Putin’in Esad’a olan desteği, sadece iki ülke arasındaki ilişkilerin bir yansıması değil, aynı zamanda küresel güç dinamiklerinin de bir parçasıdır. Suriye’nin coğrafi konumu, hem doğu hem de batı arasında kritik bir köprü görevi görmekte, bu nedenle üzerinde oynanan oyunlar oldukça karmaşık hale gelmektedir. Batılı ülkelerin ve özellikle ABD’nin Suriye’deki müdahalesine yanıt olarak, Rusya; İran, Türkiye ve bazı Arap ülkeleri ile birlikte hareket ederek ağırlığını hissettirmeye çalışmaktadır. Esad’ın korunması, bu dengelerin korunmasında kilit rol oynamaktadır. Eğer Esad’ın düşmesi durumunda, bölgedeki güç dengesinin daha da bozulacağı öngörülmekte ve bu durum Rusya’nın stratejik menfaatlerine zarar vereceği düşünülmektedir.
Ayrıca, Esad’ın düşmesi, Suriye’deki terör örgütlerinin yeniden güçlenmesi ve bölgedeki istikrarsızlığın artması anlamına gelecektir. Bu da, doğrudan Rusya’nın güvenliğini tehdit edecektir. Putin, Esad’ı Suriye’de tutarak, bu tehdidi bertaraf etmenin yanı sıra, aynı zamanda Rus ordusunun ülkedeki etkisini artırmış ve bölgede kalıcı bir varlık göstermiştir. Böylece, Rusya; Suriye’deki askeri varlığını sürdürebilmiş ve ilerleyen dönemlerde dünya sahnesinde daha güçlü bir aktör olma yolunda adımlar atmıştır.
Öte yandan, Putin’in Esad’a olan desteği, Rusya’nın uluslararası imajını da pekiştirmiştir. Suriye krizine karışan ülkelerin çoğu, Esad’ın devrilmesi yönünde bir politika belirledikleri için, Rusya’nın kararlılığı Batı’ya karşı bir meydan okuma olarak algılanmıştır. Bu durum, Putin’in iç politikada güçlü bir lider olarak görünmesini sağlarken, dış politikada da Rusya’nın yeniden süper güç olma yolundaki adımlarını pekiştirmiştir. Çeşitli uluslararası forum ve zirvelerde bu konunun masaya yatırılması, Putin’in Esad’a olan desteğinin ardında yatan stratejik hesapların önemini bir kez daha ortaya koymaktadır.

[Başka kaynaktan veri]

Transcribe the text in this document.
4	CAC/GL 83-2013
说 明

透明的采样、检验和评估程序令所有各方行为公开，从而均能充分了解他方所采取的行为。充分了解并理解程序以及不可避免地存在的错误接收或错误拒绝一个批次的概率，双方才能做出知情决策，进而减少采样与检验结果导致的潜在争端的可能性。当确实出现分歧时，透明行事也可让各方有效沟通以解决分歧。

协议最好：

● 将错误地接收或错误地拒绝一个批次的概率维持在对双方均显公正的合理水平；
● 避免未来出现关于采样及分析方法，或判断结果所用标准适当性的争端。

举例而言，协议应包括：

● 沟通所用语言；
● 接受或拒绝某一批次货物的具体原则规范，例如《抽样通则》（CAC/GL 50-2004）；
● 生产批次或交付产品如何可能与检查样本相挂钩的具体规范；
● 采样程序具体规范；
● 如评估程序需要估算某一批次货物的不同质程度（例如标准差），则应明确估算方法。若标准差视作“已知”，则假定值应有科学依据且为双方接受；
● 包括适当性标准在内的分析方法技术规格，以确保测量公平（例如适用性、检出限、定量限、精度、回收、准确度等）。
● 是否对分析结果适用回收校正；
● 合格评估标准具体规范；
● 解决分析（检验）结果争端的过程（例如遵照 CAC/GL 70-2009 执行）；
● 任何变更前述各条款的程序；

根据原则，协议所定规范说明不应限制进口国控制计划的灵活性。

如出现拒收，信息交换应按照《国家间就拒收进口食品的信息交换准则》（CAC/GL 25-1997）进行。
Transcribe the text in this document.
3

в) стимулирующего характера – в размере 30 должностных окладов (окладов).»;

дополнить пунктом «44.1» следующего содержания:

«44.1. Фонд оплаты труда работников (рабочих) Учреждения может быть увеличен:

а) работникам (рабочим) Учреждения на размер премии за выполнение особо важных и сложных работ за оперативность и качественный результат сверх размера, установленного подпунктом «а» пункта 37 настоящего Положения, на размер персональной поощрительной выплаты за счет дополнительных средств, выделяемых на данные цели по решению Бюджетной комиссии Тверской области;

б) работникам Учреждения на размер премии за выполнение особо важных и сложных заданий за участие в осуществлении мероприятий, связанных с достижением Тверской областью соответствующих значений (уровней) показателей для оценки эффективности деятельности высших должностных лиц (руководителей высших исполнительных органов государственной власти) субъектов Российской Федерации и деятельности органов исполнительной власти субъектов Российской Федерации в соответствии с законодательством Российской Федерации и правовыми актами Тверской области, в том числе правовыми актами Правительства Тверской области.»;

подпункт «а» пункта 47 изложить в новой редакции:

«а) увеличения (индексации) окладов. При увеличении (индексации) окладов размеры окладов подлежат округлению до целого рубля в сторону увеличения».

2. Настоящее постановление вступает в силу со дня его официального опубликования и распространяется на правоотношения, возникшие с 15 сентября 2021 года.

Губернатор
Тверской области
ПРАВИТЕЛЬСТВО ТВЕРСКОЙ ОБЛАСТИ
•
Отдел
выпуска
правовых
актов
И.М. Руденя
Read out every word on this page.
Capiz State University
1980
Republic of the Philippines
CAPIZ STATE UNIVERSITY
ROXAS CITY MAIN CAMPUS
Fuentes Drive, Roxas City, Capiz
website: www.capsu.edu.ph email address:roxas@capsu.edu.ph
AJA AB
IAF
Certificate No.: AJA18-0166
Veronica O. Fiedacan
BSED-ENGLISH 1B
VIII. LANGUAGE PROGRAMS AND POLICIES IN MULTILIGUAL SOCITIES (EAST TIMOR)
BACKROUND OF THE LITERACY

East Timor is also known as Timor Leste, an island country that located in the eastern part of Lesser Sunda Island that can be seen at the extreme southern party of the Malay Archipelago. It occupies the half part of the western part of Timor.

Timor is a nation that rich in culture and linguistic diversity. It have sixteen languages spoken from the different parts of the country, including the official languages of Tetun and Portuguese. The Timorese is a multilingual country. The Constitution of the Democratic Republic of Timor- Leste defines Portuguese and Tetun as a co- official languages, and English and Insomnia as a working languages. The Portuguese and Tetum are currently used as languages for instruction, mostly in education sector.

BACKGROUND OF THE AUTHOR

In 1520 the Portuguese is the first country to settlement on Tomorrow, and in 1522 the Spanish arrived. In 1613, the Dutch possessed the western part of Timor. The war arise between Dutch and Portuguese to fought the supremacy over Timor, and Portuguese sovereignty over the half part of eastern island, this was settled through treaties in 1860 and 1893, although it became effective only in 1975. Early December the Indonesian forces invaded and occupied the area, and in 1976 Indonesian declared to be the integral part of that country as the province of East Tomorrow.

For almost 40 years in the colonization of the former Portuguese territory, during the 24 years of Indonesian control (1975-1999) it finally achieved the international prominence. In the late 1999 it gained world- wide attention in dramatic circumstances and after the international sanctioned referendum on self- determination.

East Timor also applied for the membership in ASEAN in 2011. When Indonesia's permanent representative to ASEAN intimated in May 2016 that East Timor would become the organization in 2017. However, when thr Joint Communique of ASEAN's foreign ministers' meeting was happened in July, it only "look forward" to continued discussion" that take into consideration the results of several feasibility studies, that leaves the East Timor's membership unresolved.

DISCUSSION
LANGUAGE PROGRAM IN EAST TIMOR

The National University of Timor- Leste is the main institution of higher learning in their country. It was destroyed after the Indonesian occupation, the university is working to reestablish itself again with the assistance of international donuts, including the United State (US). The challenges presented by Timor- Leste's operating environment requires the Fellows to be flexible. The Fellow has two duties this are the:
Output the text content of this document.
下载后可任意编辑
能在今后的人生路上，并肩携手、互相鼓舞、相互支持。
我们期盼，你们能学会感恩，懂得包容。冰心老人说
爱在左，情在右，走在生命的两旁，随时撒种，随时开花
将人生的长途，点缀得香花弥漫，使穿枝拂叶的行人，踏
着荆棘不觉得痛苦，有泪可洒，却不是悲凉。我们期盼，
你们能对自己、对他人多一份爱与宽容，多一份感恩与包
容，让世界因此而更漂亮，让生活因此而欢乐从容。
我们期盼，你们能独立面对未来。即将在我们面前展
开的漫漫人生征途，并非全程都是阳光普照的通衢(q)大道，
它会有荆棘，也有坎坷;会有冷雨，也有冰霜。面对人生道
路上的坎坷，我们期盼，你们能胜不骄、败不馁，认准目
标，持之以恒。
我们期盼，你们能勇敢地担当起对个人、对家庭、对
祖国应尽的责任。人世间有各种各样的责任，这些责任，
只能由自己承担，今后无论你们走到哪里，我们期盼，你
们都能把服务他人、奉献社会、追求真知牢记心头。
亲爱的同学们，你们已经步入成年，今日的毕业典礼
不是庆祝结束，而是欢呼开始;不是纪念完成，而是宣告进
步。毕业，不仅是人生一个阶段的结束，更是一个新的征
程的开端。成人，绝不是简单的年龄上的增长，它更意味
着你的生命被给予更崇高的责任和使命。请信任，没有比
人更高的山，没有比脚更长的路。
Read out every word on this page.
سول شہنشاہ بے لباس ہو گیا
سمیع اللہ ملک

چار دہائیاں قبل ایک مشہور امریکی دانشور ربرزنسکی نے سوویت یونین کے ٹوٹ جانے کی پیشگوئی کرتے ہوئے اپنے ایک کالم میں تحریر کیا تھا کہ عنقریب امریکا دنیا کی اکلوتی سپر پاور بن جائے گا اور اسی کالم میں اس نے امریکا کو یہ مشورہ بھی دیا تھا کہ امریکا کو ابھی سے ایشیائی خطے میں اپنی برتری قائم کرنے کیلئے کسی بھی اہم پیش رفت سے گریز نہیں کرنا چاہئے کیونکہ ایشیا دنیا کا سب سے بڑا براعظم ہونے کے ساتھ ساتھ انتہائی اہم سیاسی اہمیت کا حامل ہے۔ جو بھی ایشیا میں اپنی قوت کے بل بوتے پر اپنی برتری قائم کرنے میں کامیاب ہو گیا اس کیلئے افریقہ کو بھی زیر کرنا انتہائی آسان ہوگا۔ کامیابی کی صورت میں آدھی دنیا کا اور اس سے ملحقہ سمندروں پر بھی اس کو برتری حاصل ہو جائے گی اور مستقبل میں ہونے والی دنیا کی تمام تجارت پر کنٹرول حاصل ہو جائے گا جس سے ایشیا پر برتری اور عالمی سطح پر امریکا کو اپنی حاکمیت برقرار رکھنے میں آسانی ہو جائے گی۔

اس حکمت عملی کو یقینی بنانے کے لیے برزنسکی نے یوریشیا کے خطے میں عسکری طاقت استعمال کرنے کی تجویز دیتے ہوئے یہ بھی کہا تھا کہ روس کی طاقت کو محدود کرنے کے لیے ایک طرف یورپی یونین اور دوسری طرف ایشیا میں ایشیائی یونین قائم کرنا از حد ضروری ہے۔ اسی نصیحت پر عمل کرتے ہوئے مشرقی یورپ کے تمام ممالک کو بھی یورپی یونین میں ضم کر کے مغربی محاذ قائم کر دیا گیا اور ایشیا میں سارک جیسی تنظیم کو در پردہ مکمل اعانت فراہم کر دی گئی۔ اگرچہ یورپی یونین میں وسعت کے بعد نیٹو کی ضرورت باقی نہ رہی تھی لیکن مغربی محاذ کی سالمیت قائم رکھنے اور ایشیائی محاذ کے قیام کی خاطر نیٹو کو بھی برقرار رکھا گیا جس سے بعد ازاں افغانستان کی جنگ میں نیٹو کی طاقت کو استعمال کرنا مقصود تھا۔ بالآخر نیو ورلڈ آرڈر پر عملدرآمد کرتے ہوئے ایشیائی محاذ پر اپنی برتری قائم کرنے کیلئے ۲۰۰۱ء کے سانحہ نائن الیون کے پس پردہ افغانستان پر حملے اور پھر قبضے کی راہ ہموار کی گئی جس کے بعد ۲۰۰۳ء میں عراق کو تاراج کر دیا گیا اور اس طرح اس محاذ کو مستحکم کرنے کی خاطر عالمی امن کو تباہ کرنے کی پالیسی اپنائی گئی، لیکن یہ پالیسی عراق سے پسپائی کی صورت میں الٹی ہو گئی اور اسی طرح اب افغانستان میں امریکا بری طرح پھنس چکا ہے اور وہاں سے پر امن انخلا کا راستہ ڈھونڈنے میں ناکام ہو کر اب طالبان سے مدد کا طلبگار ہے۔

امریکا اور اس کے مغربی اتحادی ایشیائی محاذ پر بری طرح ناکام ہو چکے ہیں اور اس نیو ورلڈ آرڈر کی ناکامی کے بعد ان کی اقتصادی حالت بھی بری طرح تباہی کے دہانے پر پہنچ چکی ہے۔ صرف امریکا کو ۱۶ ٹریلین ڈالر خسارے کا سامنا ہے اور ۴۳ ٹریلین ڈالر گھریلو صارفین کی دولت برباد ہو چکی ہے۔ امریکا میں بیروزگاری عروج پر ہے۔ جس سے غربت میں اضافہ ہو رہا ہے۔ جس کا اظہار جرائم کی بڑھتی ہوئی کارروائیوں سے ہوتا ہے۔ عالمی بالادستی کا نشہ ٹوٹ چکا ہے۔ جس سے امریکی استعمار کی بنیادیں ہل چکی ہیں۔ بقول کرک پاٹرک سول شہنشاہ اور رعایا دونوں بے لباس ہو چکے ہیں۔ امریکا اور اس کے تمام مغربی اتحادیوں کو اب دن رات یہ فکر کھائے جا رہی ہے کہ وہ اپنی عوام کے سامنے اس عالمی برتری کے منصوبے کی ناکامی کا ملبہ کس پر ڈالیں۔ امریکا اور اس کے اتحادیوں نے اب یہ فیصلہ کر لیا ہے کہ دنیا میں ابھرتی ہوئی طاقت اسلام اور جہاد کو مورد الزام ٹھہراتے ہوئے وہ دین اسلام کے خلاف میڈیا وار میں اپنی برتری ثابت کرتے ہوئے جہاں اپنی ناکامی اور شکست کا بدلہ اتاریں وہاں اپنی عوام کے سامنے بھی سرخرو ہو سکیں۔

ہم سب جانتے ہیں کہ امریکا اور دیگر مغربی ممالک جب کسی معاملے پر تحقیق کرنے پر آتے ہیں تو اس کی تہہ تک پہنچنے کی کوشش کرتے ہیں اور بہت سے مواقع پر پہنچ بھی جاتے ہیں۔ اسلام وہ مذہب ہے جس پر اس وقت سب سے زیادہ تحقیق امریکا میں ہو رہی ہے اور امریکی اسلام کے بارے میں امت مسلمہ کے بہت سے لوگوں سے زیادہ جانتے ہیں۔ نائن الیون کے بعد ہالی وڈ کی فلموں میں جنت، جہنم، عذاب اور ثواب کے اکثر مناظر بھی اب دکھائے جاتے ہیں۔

Sonuç olarak, Putin’in Esad’ı Suriye’ye vermemekteki ısrarı, çok katmanlı bir stratejinin çıktısıdır. Hem iç hem de dış politikada denge kurma çabası, Rusya’nın Suriye’yi bir karargah olarak kullanma isteği ve bölgedeki güç oyunlarında etkisini artırma hedefi, Esad’a verilen desteğin arkasındaki temel nedenler olarak öne çıkmaktadır. Gelecekte, Suriye üzerindeki bu mücadelelerin nasıl şekilleneceği ve Putin’in bu dengeyi nasıl koruyacağı ise merakla bekleniyor. Suriye, sadece bir iç savaş alanı değil, aynı zamanda uluslararası güçlerin kapıştığı bir satranç tahtası haline gelmiş durumda ve bu oyunda Esad, Putin’in elindeki en önemli piyon olmaya devam ediyor.